7.4.2 Biomarkers of Kidney Injury
It is assumed that delayed detection of AKI is one of the reasons for the failure of intervention trials designed to treat AKI. Hence, kidney injury biomarkers for early detection of the clinical process of AKI and for predicting the need of dialysis or other complications before the changes of the functional biomarkers (i.e., SCr) have been searching by a lot of efforts. These biomarkers including kidney injury molecule 1 (KIM-1), neutrophil gelatinase associated lipocalin (NGAL), liver-type fatty acid-binding protein (l-FABP), interleukin 18 (IL-18), insulin-like growth factor binding protein 7 (IGFBP-7), and tissue inhibitor of metalloproteinase-2 (TIMP-2) can provide information about tubular damage, usually before renal function declines.

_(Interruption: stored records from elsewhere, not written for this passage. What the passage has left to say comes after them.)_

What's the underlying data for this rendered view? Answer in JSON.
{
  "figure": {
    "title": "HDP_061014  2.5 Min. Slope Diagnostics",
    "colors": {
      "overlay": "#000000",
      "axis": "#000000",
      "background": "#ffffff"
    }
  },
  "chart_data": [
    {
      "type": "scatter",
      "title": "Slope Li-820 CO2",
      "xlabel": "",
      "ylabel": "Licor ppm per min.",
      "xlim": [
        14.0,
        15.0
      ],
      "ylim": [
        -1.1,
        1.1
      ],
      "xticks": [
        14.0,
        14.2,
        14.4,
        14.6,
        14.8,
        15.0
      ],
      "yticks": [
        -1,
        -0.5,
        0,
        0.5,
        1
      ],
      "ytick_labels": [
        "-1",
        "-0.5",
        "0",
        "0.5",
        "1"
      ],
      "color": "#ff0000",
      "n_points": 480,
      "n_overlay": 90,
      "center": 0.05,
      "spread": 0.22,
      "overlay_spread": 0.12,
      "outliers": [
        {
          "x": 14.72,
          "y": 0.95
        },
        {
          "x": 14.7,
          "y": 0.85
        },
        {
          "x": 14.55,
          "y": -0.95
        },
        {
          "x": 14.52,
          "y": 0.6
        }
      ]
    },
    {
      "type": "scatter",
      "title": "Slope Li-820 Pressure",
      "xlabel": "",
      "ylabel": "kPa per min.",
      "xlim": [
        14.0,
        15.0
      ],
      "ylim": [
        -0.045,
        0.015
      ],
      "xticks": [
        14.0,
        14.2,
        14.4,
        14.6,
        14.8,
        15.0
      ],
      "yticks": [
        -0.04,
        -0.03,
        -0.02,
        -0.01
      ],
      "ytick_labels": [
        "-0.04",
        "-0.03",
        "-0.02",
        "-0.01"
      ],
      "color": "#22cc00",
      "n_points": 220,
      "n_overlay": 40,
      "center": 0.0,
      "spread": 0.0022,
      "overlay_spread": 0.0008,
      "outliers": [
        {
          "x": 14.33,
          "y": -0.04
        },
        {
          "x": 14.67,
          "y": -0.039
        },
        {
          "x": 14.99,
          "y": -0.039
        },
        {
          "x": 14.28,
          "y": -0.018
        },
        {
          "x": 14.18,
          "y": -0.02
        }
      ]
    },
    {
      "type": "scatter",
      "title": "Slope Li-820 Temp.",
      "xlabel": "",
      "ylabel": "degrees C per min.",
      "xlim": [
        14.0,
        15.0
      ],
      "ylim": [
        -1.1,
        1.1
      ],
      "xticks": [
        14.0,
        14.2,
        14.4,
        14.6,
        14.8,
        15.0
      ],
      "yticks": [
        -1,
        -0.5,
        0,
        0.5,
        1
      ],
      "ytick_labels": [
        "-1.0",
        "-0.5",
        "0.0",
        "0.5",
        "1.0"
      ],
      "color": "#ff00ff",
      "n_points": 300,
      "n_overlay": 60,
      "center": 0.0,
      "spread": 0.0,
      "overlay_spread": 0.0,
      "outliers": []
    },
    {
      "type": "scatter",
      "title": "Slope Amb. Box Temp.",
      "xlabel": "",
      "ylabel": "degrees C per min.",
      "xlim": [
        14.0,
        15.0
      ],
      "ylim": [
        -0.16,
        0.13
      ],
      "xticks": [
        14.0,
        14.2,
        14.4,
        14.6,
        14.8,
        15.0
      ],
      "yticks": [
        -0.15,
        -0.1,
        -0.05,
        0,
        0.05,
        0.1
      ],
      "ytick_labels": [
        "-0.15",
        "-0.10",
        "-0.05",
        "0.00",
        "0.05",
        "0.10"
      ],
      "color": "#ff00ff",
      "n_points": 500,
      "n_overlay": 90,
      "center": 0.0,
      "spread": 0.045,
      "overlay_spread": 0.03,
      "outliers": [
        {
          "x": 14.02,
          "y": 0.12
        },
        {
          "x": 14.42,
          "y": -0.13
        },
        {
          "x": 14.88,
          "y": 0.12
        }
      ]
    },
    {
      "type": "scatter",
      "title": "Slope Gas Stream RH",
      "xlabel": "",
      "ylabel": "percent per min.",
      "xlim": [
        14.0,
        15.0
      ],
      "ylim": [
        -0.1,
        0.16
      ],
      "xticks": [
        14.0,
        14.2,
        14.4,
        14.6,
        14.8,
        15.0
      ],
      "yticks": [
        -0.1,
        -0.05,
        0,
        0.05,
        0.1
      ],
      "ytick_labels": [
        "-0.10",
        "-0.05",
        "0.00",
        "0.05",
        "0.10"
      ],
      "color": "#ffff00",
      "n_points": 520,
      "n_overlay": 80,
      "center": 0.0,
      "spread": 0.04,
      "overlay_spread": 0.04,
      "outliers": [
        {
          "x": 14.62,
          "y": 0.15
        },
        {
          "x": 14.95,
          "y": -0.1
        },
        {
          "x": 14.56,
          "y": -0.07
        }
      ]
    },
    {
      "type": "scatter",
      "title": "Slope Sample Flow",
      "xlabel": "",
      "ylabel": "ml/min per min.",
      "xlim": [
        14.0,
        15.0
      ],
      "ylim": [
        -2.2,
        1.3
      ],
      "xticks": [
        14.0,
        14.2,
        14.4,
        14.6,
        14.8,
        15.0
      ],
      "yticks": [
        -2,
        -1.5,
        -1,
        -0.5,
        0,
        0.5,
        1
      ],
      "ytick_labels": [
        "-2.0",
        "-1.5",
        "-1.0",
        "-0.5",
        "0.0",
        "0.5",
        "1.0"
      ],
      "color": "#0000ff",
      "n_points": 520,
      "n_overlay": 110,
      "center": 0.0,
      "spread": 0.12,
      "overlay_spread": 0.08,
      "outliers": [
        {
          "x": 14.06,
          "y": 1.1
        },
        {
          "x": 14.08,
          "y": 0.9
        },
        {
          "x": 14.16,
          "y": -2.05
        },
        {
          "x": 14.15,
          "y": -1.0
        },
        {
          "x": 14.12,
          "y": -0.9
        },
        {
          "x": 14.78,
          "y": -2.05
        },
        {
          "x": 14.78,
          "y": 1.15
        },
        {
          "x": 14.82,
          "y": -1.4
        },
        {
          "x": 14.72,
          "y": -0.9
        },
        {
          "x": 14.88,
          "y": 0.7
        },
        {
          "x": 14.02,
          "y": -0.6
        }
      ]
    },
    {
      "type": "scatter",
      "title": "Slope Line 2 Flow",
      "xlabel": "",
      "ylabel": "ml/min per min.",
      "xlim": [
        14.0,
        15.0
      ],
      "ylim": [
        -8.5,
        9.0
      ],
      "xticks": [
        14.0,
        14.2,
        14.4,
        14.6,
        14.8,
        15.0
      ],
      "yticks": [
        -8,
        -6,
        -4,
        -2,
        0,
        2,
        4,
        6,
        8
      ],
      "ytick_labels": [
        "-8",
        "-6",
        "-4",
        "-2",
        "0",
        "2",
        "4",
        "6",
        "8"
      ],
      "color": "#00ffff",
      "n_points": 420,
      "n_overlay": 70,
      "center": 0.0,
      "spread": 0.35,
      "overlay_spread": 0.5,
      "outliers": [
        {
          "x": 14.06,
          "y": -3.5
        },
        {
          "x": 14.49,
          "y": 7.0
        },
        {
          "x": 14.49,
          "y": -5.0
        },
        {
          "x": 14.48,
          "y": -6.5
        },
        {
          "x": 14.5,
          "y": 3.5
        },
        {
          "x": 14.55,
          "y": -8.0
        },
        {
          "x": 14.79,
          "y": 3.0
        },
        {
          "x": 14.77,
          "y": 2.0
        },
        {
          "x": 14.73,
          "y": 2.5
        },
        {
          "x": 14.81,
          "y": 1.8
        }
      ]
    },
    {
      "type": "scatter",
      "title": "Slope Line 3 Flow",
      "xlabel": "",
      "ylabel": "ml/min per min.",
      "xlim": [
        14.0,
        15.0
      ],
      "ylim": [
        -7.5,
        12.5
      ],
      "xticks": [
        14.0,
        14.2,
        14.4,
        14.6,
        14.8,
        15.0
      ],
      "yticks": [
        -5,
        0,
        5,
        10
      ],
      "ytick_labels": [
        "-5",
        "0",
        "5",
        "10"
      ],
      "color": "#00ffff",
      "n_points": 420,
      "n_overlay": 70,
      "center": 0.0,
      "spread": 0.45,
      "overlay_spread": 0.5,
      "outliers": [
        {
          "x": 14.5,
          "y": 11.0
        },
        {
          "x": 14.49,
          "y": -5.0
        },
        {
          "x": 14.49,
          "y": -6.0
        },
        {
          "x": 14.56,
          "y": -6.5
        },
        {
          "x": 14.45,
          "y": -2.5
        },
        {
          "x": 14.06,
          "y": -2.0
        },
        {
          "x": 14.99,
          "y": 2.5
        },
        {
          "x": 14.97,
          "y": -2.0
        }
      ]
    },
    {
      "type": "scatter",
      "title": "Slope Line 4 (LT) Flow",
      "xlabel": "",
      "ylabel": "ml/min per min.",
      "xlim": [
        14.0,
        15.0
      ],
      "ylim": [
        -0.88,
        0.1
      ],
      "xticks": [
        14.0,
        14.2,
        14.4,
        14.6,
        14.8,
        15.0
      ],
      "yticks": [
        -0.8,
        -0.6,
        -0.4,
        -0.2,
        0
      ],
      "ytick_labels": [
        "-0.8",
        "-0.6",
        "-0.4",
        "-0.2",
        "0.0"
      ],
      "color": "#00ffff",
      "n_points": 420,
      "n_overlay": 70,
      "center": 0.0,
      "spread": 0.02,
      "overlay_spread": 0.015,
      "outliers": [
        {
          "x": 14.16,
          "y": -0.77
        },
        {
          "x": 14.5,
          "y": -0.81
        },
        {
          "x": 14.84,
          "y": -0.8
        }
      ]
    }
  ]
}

l-FABP—After ischemic injury, the expression of l-FABP was induced in renal proximal tubules. One hour after injury, the amount of this protein in urine increases to detectable levels, reaching a peak 6 h after AKI [55].
NGAL—An enzyme that can activate protective enzymes and prevent production of oxygen-free radicals is released from damaged proximal and distal tubular cells after kidney injury. The neutrophils and liver cells in septic patients also release this enzyme. It can be detected in urine and serum 3 h after AKI, reaching a peak 6 h after AKI [56].
IL-18—A pro-inflammatory cytokine that is upregulated in proximal tubule after ischemic AKI. It is detectable in urine and serum 6 h after AKI and peaks 12–18 h after AKI [57].
IGFBP-7 and TIMP-2—Both proteins can induce G1 cell cycle arrest in G1 phase, thus preventing endothelial cells proliferation. They are detectable in urine 12 h after AKI [58].
KIM-1—A protein produced by proximal tubular cells after injury can activate immune cells resulting in elimination and reconstructing of damaged tubule. It is detectable in urine 12–24 h after AKI and peaks 48–72 h after AKI [59].